The company has opened additional valuation offices. The Beverley Valuation Office, established in 2018, is situated at Wednesday Market. It offers free appraisals, advice, and hosts previews for forthcoming fine art sales. In 2023, David Duggleby expanded into Harrogate, launching a second valuation office in the town centre to provide further regional coverage.

To expand into York the company formed Duggleby Stephenson in partnership with Stephensons. This venture operates out of a purpose-built showroom at the York Auction Centre in Murton.
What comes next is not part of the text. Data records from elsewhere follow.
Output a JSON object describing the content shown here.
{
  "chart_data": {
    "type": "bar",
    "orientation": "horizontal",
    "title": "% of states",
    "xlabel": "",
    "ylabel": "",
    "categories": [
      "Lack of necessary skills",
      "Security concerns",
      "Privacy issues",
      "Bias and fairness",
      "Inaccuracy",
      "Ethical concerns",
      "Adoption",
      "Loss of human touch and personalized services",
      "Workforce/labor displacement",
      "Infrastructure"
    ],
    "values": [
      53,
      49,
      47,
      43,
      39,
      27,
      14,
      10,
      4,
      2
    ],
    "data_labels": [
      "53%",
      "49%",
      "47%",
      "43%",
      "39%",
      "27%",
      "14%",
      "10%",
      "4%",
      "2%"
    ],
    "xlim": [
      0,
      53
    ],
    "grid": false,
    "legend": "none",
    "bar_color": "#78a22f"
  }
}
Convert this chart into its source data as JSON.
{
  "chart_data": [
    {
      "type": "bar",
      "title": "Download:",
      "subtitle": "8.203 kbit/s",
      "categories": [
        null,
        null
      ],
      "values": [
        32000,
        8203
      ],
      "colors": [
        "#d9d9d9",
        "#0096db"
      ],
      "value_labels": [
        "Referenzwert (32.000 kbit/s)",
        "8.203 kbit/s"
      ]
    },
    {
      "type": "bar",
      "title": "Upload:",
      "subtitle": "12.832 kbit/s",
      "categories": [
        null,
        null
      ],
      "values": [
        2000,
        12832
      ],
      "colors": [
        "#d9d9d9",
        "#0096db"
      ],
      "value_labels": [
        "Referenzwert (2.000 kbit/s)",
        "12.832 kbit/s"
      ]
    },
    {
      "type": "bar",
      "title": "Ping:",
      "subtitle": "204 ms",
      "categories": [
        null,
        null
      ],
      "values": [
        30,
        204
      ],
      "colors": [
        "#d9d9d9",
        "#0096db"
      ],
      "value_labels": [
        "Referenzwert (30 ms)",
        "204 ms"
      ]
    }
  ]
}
The York site includes exhibition and viewing areas, providing space for regular auctions of fine art, antiques, and specialist collections.

Alongside its auction operations, the broader Duggleby Group manages Movers & Storers branches located in Scarborough, Hornsea, and Wetherby, which support logistics for house clearances, national item collection and delivery, and secure storage.

== Notable auctions ==
The following monetary values are given in Great British Pounds (£).
- On 28 July 2024, Jack Rigg, a 20th century marine artist artwork sold for £20,000.
- On 12 July 2024, an original piece dated 1959 by 20th century British abstract artist Patrick Heron CBE of Leeds was priced for £10,000.
- On 10 May 2024, The picture, called 'White and Naked', painted by the great American jazz trumpeter Miles Davis of Alton, Illinois was priced for £12,000.
- On 26 January 2024, a rare firearm made by George Wallis of Hull was sold for £1,800.
- On 15 September 2023, L. S. Lowry's painting of a Salford square was sold for £7,400.
- On 17 March 2023, Harold Sutton Palmer's watercolour painting titled 'Richmond from the East' of dimensions 17 cm x 27 cm was sold for £1,300.
- On 17 March 2023, Júlio Pomar's painting 'Don Quixote', oil on canvas signed and dated 1961, titled on typed label verso 64 cm x 49 cm was sold for £23,000.
- On 17 September 2022, The Country House Sale, a bronze horse upon a stone plinth, 'Arab Horse Aslan' (1985) was sold for £23,000.
- On 17 September 2022, in the manner of a Thomas Chippendale - mahogany tripod wine table was sold for £5,600.
- On 26 August 2022, a 19th century Purdey 12-bore side-by-side double barrel black powder hammer gun made by the London gunmaker James Purdey for Thomas Powys, 4th Baron Lilford, a Victorian aristocrat, was sold for £1,500.
- On 7 November 2020, a set of 12 George III's silver dinner plates by Thomas Heming, London 1769, was sold for £7,000.
- On 6 November 2020, Dorothea Sharp's oil painting called 'On the Beach' Square was sold for £16,500.
- On 5 February 2005, a Victorian corkscrew with brass stem and turned bone handle by Robert Jones and Son, Birmingham, dated 8 October 1840 was sold for £1,000.
- On 10 April 2000, a collection of 42 holiday snaps by David Hockney OM, were sold for £8,000.